Analyzer — Logical Query Plan Analyzer

Analyzer (aka Spark Analyzer or Query Analyzer) is the logical query plan analyzer that semantically validates and transforms an unresolved logical plan to an analyzed logical plan.

Analyzer is a concrete RuleExecutor of LogicalPlan (i.e. RuleExecutor[LogicalPlan]) with the logical evaluation rules.

Analyzer: Unresolved Logical Plan ==> Analyzed Logical Plan

Analyzer uses SessionCatalog while resolving relational entities, e.g. databases, tables, columns.

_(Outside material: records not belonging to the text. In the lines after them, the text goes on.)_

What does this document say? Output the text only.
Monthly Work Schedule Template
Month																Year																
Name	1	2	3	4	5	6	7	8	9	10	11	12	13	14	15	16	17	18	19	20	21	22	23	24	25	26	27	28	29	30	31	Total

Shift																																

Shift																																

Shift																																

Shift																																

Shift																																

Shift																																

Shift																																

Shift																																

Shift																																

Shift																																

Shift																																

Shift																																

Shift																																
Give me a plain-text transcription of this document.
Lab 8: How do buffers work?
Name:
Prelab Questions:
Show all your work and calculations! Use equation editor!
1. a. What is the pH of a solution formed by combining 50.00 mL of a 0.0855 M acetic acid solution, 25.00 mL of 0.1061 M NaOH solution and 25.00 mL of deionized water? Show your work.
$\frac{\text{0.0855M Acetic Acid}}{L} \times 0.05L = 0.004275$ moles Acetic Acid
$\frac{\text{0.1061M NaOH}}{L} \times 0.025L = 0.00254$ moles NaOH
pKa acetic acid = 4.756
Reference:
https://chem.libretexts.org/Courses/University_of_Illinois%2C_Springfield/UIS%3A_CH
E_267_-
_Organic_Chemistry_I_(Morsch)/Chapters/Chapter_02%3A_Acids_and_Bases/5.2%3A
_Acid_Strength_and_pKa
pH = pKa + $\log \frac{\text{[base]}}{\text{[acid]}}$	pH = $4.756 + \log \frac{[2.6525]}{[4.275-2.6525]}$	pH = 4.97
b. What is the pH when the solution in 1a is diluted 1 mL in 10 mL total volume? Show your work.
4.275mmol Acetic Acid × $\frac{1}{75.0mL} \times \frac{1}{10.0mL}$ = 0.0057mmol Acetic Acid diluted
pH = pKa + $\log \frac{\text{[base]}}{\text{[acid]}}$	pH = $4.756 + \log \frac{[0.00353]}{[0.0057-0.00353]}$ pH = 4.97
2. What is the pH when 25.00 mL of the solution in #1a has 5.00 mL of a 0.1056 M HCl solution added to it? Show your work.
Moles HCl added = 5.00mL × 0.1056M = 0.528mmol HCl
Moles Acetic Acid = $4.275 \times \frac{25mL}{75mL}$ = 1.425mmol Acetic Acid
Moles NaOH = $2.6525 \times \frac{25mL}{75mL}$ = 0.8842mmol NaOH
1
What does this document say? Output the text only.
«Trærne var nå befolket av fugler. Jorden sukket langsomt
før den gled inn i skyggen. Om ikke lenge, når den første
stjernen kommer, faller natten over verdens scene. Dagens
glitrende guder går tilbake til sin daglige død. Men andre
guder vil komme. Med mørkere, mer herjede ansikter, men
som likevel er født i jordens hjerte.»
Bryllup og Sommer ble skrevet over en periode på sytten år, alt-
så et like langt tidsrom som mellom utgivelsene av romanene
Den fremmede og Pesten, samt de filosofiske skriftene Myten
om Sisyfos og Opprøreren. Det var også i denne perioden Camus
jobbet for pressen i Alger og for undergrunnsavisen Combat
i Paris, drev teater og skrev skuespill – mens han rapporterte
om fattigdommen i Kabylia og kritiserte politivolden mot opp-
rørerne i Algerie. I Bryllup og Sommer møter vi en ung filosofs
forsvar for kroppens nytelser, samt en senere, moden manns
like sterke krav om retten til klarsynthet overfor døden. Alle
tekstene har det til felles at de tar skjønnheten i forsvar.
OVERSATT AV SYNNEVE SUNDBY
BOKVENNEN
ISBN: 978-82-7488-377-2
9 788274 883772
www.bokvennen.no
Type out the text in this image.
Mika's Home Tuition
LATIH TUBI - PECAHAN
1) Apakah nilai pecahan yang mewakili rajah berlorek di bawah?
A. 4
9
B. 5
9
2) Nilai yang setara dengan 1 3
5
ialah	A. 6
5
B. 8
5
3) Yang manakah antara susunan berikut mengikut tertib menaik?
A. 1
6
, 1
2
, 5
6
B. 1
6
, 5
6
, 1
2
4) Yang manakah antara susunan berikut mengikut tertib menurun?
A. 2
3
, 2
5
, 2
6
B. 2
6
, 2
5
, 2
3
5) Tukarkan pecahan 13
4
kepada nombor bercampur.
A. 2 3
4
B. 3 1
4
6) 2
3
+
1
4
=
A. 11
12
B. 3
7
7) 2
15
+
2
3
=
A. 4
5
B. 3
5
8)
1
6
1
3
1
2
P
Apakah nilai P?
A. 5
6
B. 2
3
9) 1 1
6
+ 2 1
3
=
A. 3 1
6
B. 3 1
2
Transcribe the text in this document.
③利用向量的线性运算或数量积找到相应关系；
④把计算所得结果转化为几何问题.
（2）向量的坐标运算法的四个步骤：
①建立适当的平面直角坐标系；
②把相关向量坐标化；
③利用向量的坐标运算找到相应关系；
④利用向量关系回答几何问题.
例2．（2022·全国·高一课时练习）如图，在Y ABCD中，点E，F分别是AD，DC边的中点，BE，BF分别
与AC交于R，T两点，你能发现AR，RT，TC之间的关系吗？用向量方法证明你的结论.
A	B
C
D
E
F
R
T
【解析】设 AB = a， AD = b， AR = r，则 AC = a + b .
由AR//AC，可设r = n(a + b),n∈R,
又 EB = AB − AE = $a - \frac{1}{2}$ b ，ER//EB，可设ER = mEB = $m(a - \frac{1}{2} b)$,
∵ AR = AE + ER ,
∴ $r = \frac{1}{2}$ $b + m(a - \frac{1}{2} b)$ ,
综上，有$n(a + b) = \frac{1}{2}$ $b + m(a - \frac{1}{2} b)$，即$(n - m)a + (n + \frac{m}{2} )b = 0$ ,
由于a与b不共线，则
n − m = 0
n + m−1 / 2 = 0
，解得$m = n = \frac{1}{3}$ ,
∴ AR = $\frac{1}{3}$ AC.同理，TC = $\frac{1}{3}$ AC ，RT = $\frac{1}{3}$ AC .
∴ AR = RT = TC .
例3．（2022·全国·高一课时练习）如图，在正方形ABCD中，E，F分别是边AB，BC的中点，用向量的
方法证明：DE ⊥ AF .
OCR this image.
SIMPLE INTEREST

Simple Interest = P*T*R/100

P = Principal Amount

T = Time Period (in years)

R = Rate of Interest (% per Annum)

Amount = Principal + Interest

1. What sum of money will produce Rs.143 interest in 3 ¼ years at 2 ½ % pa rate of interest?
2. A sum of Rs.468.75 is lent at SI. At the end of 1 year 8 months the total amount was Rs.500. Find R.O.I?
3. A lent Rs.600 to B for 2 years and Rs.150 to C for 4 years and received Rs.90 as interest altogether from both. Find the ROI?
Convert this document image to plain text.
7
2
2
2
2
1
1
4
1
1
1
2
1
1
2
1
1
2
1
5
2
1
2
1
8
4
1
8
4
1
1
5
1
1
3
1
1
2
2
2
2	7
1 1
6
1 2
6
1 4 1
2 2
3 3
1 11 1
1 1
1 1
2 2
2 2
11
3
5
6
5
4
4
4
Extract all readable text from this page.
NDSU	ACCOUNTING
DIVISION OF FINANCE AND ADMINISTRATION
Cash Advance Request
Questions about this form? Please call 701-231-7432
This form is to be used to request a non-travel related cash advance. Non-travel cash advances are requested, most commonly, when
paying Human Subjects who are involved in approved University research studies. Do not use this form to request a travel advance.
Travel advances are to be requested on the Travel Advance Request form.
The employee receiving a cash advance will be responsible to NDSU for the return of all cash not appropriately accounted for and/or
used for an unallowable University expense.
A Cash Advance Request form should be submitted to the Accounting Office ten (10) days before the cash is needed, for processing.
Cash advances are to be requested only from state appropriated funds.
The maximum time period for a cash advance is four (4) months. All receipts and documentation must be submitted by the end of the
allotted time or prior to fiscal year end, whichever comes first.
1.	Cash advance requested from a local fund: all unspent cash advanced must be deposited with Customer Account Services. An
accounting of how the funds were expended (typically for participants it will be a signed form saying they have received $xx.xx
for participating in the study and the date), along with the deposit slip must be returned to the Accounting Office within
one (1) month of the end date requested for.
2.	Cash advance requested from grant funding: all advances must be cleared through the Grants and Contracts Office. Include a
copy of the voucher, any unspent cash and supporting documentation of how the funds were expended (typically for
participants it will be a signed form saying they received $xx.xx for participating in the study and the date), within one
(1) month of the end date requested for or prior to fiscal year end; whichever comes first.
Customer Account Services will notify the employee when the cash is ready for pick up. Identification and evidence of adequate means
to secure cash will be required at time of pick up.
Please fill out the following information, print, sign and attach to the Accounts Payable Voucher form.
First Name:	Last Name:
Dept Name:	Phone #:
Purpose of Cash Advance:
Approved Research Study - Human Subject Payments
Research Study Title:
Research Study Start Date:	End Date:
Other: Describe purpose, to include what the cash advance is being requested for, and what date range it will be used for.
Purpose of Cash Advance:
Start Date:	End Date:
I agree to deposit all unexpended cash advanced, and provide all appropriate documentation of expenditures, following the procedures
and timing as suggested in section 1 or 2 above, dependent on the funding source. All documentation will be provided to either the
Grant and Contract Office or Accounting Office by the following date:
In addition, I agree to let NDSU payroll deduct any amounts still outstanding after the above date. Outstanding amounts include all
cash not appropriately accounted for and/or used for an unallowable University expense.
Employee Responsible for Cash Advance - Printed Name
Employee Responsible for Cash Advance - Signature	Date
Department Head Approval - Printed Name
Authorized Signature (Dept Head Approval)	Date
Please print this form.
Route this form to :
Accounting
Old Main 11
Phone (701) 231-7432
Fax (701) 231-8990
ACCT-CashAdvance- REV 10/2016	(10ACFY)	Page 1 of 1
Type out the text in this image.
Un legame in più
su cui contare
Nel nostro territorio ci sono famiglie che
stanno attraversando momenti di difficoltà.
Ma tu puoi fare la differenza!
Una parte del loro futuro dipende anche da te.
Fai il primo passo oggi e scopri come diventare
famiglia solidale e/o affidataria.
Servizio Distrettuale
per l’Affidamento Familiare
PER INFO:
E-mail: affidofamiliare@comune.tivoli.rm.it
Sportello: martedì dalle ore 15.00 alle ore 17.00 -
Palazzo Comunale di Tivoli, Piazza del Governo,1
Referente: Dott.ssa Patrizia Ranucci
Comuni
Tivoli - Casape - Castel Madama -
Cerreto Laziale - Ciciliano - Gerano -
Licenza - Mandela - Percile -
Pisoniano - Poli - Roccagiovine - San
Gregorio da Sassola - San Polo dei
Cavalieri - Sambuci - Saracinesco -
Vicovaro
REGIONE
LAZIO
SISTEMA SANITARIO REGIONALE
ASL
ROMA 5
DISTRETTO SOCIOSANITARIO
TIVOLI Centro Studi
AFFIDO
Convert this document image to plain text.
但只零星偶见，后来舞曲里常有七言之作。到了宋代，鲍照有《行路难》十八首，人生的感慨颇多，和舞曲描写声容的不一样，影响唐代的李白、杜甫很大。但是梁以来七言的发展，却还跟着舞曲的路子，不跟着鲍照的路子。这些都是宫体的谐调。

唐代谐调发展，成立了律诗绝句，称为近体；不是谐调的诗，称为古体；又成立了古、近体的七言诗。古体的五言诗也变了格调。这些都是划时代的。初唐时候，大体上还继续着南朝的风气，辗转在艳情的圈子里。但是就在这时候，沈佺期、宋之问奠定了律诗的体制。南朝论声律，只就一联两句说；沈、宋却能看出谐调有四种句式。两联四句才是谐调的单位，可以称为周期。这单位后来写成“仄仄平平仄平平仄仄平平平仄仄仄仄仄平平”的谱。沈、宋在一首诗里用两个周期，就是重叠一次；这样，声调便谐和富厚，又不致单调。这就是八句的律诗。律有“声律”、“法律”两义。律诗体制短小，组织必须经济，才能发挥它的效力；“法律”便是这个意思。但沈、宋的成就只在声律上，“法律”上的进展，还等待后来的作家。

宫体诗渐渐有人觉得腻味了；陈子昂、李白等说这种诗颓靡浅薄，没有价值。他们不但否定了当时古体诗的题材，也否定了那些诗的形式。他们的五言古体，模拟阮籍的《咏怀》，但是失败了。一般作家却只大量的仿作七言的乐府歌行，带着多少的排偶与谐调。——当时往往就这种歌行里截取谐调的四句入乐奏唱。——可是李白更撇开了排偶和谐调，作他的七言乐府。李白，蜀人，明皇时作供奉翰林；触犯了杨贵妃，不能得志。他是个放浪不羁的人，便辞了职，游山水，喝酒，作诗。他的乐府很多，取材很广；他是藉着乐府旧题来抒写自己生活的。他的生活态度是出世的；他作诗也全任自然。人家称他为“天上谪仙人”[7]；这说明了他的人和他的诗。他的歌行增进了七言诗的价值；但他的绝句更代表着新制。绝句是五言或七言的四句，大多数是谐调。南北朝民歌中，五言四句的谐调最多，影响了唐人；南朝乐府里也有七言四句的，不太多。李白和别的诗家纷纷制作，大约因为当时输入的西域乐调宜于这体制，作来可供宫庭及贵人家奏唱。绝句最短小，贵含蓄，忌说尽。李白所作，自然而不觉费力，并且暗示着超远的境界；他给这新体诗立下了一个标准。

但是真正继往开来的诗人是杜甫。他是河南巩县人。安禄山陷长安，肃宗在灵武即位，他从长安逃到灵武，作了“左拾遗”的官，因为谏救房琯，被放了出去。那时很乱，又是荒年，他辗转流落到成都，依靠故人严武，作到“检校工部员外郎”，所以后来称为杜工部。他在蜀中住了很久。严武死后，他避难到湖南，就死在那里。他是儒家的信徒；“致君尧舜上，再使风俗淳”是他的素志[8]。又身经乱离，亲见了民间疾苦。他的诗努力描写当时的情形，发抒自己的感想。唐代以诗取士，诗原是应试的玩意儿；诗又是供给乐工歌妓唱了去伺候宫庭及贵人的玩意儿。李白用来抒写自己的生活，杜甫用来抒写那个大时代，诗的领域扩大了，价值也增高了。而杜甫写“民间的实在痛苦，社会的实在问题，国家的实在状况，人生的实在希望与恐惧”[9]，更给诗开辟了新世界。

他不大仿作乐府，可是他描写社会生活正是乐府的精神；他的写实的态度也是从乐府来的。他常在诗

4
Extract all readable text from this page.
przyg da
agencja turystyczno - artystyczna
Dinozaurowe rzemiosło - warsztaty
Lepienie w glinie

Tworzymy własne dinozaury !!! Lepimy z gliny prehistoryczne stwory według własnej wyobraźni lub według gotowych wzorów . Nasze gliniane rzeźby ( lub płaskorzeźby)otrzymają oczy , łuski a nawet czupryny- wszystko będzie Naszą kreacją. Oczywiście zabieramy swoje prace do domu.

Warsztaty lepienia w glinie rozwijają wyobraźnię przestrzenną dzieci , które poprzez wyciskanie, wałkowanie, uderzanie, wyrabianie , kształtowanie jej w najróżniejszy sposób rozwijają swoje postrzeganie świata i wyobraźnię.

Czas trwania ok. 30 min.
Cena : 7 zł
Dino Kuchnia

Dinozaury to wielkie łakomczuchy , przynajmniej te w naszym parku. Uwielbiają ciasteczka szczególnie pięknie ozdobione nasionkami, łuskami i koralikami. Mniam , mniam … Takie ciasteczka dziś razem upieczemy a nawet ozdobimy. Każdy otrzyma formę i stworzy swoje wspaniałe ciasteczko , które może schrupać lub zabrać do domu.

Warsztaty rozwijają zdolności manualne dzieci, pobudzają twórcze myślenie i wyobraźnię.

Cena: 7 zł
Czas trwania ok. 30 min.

Analyzer is created when SessionState is requested for the analyzer.

spark sql Analyzer.png
Figure 1. Creating Analyzer

Analyzer is available as the analyzer property of a session-specific SessionState.

scala> :type spark
org.apache.spark.sql.SparkSession

scala> :type spark.sessionState.analyzer
org.apache.spark.sql.catalyst.analysis.Analyzer

You can access the analyzed logical plan of a structured query (as a Dataset) using Dataset.explain basic action (with extended flag enabled) or SQL’s EXPLAIN EXTENDED SQL command.

// sample structured query
val inventory = spark
  .range(5)
  .withColumn("new_column", 'id + 5 as "plus5")

// Using explain operator (with extended flag enabled)
scala> inventory.explain(extended = true)
== Parsed Logical Plan ==
'Project [id#0L, ('id + 5) AS plus5#2 AS new_column#3]
+- AnalysisBarrier
      +- Range (0, 5, step=1, splits=Some(8))

== Analyzed Logical Plan ==
id: bigint, new_column: bigint
Project [id#0L, (id#0L + cast(5 as bigint)) AS new_column#3L]
+- Range (0, 5, step=1, splits=Some(8))

== Optimized Logical Plan ==
Project [id#0L, (id#0L + 5) AS new_column#3L]
+- Range (0, 5, step=1, splits=Some(8))

== Physical Plan ==
*(1) Project [id#0L, (id#0L + 5) AS new_column#3L]
+- *(1) Range (0, 5, step=1, splits=8)

Alternatively, you can access the analyzed logical plan using QueryExecution and its analyzed property (that together with numberedTreeString method is a very good "debugging" tool).

val analyzedPlan = inventory.queryExecution.analyzed
scala> println(analyzedPlan.numberedTreeString)
00 Project [id#0L, (id#0L + cast(5 as bigint)) AS new_column#3L]
01 +- Range (0, 5, step=1, splits=Some(8))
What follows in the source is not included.